Sunday, April 29, 2018

chinese cocktail

2 dash Angostura Bitters
4 dash Crème de Noyaux (1/4 oz Tempus Fugit)
4 dash Curaçao (1/4 oz Pierre Ferrand)
1 spoon Sugar (omit)
Curlier Cognac (1 oz Courvoisier VS)
Rum (1 oz Rhum Barbancourt 8 Year)

Stir with ice, strain, and garnish with a lemon twist.

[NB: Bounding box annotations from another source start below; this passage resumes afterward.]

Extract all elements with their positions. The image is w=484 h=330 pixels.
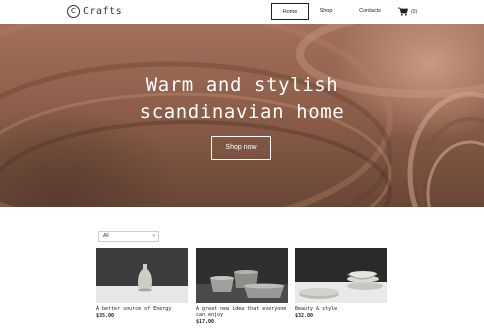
product-title[interactable]: A great new idea that everyone can enjoy <box>196 306 288 318</box>
product-price: $32.00 <box>295 313 314 319</box>
logo[interactable]: C Crafts <box>67 5 122 18</box>
product-card[interactable]: A great new idea that everyone can enjoy… <box>196 248 288 325</box>
nav-contacts[interactable]: Contacts <box>347 3 393 20</box>
hero-banner: Warm and stylish scandinavian home Shop … <box>0 24 484 207</box>
hero-title: Warm and stylish scandinavian home <box>0 72 484 126</box>
product-price: $17.00 <box>196 319 215 325</box>
brand-name: Crafts <box>83 6 123 17</box>
cart-button[interactable]: (0) <box>398 7 417 16</box>
nav-shop[interactable]: Shop <box>309 3 343 20</box>
cart-icon <box>398 7 408 16</box>
bowls-image[interactable] <box>196 248 288 303</box>
filter-selected-value: All <box>103 233 109 239</box>
header: C Crafts Home Shop Contacts (0) <box>0 0 484 24</box>
vase-image[interactable] <box>96 248 188 303</box>
hero-title-line2: scandinavian home <box>139 101 345 123</box>
nav-home[interactable]: Home <box>271 3 309 20</box>
product-price: $35.00 <box>96 313 115 319</box>
main-nav: Home Shop Contacts (0) <box>271 3 417 20</box>
chevron-down-icon: ▾ <box>152 233 155 239</box>
logo-icon: C <box>67 5 80 18</box>
product-card[interactable]: A better source of Energy $35.00 <box>96 248 188 319</box>
category-filter-select[interactable]: All ▾ <box>98 231 159 242</box>
shop-now-button[interactable]: Shop now <box>211 136 271 160</box>
product-card[interactable]: Beauty & style $32.00 <box>295 248 387 319</box>
product-title[interactable]: Beauty & style <box>295 306 387 312</box>
product-title[interactable]: A better source of Energy <box>96 306 188 312</box>
hero-title-line1: Warm and stylish <box>145 74 339 96</box>
cart-count: (0) <box>411 8 418 15</box>
dishes-image[interactable] <box>295 248 387 303</box>
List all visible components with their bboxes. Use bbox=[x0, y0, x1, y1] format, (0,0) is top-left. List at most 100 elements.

After the Moreaa Fizz, I decided to make the Chinese Cocktail in Louis Fouquet's 1896 Bariana which I was recently reminded of in my reading. The book pointed out that the better known Chinese Cocktail was published by Franck Newman in his 1904 American-Bar book, and Newman's recipe was adopted by Robert Vermeire and Harry McElhone; I made the latter drink as it appeared in the 1935 Old Waldorf-Astoria Bar Book. Whereas the better known Chinese Cocktail has rum, Maraschino, curaçao, grenadine, and Angostura Bitters, this one split the spirit base with Cognac, swapped the Maraschino for the also nutty crème de noyaux, and opted for sugar instead of grenadine, but overall, the general feel of the two is similar.
In the glass, the Chinese Cocktail came across almost tea like with fruit and tannin notes, so opting for a Chinese tea cup was surprising apt. On the nose, the lemon twist's oils joined Cognac and nutty noyaux aromas. Next, a dry cherry-like sip gave way to rum, brandy, and nutty apricot flavors on the swallow with a bitter clove and allspice finish.